A proposito dei vaccini.

Quando ancora insegnavo, se mi capitava di indossare una camicetta sbracciata, spesso attiravo l’attenzione dei ragazzi, incuriositi quelle due strane cicatrici sul braccio.

Dovevo sempre spiegare loro che si trattava dei segni lasciati dalla vaccinazione contro il vaiolo, vaccinazione che ormai non si fa più perché la malattia, grazie probabilmente alla profilassi di massa, è stata debellata negli anni ’80 del secolo scorso.
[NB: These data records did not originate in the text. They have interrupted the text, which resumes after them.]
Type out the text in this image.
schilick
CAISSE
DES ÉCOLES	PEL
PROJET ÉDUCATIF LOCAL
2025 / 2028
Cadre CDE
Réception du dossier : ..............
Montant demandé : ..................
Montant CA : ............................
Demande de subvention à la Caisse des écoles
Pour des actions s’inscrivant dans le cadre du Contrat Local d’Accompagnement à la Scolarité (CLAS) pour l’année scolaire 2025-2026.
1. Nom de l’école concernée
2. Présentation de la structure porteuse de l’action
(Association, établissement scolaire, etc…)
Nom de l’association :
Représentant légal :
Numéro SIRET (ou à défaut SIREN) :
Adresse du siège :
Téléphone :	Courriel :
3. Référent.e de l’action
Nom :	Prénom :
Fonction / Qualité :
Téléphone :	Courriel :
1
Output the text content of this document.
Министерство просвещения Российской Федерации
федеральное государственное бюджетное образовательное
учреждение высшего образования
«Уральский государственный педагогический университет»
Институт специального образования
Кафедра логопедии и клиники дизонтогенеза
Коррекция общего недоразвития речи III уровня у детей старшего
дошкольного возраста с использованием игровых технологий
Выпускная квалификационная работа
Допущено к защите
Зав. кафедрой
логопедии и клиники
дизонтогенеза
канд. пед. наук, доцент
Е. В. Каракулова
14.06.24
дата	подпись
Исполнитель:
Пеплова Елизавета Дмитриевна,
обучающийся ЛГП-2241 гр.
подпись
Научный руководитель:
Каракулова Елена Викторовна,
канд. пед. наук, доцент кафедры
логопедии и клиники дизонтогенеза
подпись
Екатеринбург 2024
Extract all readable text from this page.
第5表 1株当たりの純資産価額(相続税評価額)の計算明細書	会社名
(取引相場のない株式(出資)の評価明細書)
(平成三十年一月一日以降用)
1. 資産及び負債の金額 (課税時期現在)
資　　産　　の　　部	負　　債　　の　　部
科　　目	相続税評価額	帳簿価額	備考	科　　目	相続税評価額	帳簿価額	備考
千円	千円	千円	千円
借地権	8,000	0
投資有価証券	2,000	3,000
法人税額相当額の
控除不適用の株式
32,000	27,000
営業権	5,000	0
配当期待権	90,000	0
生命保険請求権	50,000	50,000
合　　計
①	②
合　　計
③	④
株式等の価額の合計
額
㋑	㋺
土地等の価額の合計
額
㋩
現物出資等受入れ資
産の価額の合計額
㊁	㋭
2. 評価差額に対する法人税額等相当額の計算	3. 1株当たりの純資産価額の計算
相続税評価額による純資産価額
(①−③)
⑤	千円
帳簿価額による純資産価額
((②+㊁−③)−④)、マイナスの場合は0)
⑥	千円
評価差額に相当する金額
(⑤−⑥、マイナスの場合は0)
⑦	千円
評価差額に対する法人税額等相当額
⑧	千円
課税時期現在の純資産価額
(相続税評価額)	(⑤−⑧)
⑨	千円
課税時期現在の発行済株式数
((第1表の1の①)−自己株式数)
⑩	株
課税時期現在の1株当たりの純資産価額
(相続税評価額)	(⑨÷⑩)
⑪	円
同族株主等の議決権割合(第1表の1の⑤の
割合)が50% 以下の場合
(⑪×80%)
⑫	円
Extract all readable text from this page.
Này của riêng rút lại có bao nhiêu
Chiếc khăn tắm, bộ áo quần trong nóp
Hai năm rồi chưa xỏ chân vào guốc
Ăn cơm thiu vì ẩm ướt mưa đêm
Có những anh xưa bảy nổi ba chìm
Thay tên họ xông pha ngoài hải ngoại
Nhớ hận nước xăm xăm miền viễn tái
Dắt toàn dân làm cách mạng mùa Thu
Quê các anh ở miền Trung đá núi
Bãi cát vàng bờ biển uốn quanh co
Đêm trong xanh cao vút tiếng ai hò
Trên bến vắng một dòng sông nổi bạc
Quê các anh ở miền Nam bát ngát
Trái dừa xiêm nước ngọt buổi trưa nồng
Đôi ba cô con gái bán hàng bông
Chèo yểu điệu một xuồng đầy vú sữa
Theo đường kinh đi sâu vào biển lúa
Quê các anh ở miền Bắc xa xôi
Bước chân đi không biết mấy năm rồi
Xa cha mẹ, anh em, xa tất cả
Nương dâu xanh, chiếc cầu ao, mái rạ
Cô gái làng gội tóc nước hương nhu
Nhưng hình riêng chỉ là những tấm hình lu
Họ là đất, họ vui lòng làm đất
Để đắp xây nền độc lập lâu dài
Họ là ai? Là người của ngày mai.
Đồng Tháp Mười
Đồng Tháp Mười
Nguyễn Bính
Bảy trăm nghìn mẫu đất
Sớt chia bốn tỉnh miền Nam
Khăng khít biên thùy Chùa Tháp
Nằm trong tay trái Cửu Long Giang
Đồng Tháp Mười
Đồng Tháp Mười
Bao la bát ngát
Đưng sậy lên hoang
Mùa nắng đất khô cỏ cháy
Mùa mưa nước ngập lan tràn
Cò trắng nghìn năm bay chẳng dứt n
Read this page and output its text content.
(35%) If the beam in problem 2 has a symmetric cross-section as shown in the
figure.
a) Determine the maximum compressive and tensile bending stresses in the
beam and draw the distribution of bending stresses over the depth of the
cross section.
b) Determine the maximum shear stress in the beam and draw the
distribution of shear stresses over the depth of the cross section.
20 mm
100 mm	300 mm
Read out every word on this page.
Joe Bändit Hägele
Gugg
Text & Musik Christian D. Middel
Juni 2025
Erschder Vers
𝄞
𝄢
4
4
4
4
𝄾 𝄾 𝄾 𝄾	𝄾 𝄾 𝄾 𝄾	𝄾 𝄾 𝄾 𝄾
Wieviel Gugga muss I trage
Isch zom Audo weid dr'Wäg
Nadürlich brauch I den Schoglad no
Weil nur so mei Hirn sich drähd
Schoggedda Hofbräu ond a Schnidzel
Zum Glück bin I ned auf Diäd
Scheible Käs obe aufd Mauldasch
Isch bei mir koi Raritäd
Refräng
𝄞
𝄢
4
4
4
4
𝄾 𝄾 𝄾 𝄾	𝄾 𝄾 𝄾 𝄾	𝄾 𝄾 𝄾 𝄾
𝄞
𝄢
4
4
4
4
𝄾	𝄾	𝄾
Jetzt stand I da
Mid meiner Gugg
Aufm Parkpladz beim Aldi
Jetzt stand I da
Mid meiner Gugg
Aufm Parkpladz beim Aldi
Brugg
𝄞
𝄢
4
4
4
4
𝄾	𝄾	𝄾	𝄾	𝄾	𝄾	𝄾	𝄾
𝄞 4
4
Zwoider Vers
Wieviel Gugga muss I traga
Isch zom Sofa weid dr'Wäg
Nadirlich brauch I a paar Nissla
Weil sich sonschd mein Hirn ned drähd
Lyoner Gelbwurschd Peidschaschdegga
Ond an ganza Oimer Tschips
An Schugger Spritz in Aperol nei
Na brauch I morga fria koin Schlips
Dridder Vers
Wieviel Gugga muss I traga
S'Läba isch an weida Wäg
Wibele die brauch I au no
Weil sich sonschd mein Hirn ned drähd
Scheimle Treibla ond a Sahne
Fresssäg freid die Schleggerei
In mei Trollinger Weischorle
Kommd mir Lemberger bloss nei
Si trattava di una malattia altamente contagiosa e ad altissima mortalità, che sfiorava circa il 30% dei contagiati.

Quando ero bambina uno degli incubi di mia madre era la poliomielite, ma grazie al cielo, negli anni 1950 fu realizzato il primo vaccino, il  Koprowski, seguito nel ’55 dal Salk e, per concludere dal vaccino Sebin del 1962.

Ricordo ancora le “magiche” goccine sulla zolletta di zucchero (si usava così) perché quando in Italia iniziò la vaccinazione di massa ero già grandicella.

Quando ero bambina non esistevano i vaccini contro il morbillo (e così me lo sono beccato e ho avuto come conseguenza un forte strabismo che mi ha portato alla quasi totale perdita della vista dall’occhio destro), contro la rosolia e la pertosse (malattie che ho puntualmente contratto), altrimenti mia madre non avrebbe avuto alcun dubbio e mi avrebbe fatto vaccinare.

Le cause farmaceutiche producono vaccini per fare profitto?

Certo, anche il mio panettiere produce il pane per guadagnarci e questo non mi trattiene dall’acquistare il pane e tutti quelle merci che vengono prodotte per trarre profitto e non capisco francamente perché questo non dovrebbe valere anche per i produttori di farmaci.

In questo momento, dopo aver invocato per mesi l’arrivo del vaccino contro il Covid19, sorgono perplessità sull’efficacia e dubbi di complottismo.

Da parte mia non appena il vaccino sarà pronto, debitamente testato e autorizzato non avrò dubbi e mi vaccinerò e se le case farmaceutiche dovessero guadagnarci, pazienza.